What’s a “Fair Share” for Medicare Beneficiaries?

There’s a very illuminating story in the newest edition of National Journal (no, I can’t link to the article because it’s subscription-only material, but I urge you to check out the Meghan McCarthy article “A Fair Share” on page 38) regarding the actual out-of-pocket healthcare costs for Medicare beneficiaries.

The President’s proposed budget, released this past Monday, calls for over $32 billion in new beneficiary costs over the next decade assessed in the form of higher co-pays, deductibles and premiums for higher-income seniors.  (More on the President’s proposed Medicare provisions here.) As President Obama said last fall, he is asking “the wealthiest Americans…to pay their fair share.”

What Ms. McCarthy points out in her article is that seniors, without even accounting for any Obama-proposed increases, are already paying plenty for Medicare coverage.  As she writes:

  • Americans under 65 spend, according to the Kaiser Family Foundation, about three percent of their income on healthcare. Medicare beneficiaries spend 16 percent, and that figure is expected to reach 26 percent by 2020.
  • Under the Affordable Care Act, private sector employees who pay more than 9.5 percent of their income for health insurance will qualify for coverage in a state exchange and possibly be eligible for premium subsidies.  According to Kaiser, seniors were spending an average eight percent of their incomes on Medicare premiums in 2006 and had no access to competitive insurance exchanges or subsidies.
  • The White House wants 25 percent of beneficiaries, or 19 million people, to pay higher Medicare premiums or “more of their fair share.”  Kaiser, according to Ms. McCarthy, has estimated that this 25 percent threshold will affect people not typically considered wealthy.

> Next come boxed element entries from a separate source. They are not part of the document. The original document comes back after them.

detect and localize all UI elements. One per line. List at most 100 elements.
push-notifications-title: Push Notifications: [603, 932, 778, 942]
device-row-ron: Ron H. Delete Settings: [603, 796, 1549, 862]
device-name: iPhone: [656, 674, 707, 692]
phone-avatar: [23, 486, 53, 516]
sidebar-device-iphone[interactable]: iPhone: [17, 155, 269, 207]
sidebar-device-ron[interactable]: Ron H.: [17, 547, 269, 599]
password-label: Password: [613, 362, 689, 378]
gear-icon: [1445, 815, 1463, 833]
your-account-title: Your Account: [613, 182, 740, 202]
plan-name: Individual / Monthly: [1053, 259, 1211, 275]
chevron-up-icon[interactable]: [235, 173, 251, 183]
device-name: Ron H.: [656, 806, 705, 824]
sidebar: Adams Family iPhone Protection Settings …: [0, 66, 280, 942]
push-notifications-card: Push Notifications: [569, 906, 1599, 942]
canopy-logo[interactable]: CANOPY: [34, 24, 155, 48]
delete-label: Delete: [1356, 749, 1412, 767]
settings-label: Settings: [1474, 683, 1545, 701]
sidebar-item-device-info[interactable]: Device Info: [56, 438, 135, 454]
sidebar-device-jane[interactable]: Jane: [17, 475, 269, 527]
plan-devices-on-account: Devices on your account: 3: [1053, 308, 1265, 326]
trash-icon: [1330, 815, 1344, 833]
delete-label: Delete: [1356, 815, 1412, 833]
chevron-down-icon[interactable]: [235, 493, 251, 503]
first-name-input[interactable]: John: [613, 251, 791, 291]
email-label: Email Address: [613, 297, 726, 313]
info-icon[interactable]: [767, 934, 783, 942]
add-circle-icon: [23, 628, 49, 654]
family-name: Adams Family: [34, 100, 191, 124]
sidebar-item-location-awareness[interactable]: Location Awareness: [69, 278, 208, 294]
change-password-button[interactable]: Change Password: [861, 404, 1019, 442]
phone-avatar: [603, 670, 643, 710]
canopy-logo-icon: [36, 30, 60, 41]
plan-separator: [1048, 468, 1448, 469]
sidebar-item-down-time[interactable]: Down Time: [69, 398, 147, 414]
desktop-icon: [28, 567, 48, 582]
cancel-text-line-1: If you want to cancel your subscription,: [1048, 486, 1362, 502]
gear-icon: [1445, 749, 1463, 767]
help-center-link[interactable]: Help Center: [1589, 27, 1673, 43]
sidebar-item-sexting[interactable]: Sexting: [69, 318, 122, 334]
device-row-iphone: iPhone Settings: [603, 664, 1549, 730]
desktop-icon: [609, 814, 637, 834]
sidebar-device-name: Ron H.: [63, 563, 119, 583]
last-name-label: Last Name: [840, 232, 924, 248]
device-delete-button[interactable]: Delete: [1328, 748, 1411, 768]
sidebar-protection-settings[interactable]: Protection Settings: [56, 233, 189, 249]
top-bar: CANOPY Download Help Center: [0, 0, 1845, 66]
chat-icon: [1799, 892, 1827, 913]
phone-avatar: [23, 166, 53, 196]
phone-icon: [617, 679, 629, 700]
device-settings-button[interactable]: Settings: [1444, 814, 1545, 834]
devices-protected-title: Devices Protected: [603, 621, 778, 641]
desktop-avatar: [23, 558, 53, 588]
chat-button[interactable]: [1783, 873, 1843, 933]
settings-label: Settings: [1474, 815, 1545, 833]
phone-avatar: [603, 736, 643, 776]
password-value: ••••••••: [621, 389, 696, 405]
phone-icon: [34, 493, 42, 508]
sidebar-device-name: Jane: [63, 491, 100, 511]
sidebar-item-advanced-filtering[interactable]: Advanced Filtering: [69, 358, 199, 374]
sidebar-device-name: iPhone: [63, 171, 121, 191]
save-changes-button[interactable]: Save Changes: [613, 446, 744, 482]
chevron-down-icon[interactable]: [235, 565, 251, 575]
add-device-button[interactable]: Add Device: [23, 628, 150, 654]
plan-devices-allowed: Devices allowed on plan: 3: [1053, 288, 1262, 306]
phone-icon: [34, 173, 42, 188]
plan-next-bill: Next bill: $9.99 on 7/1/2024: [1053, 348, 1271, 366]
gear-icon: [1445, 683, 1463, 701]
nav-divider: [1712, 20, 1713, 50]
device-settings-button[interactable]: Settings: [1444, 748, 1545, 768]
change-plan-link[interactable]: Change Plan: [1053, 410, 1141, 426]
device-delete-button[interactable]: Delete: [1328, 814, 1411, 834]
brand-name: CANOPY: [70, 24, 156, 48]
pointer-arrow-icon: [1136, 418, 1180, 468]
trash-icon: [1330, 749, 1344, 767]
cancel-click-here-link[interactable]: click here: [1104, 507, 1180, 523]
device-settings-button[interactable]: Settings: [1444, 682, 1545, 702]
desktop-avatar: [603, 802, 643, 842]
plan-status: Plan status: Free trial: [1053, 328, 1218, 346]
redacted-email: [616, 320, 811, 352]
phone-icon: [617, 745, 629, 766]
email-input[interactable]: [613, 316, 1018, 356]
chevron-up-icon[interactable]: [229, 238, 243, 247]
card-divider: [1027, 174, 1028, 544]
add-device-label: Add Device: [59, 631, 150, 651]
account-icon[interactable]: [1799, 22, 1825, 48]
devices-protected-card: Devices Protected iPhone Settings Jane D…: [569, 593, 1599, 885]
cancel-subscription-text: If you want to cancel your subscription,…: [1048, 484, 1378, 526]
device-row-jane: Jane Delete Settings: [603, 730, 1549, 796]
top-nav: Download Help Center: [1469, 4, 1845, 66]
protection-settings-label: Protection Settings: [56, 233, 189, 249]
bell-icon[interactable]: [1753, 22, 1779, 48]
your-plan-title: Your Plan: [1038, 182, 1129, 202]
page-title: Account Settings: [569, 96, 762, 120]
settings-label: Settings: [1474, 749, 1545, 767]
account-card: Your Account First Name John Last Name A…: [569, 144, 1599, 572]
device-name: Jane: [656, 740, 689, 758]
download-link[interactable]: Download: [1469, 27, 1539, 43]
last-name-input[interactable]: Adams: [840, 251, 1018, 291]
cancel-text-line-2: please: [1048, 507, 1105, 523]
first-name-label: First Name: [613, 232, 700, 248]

The National Journal article gets right to the heart of the dilemma.  Under Medicare’s current structure, there are limited options to achieve financial solvency.  Ms. McCarthy wrote, “And without an alternative to Medicare’s fee-for-service system, the government is limited to cutting provider payments – which the president’s budget also does, or asking seniors to cough up extra cash.”

And that raises the question, should there be other options?  More to the point, shouldn’t Medicare beneficiaries, who are paying plenty for their healthcare, have the same option under-65 consumers will soon enjoy to shop in a competitive exchange for the health plan that offers the best value for their particular health needs and status?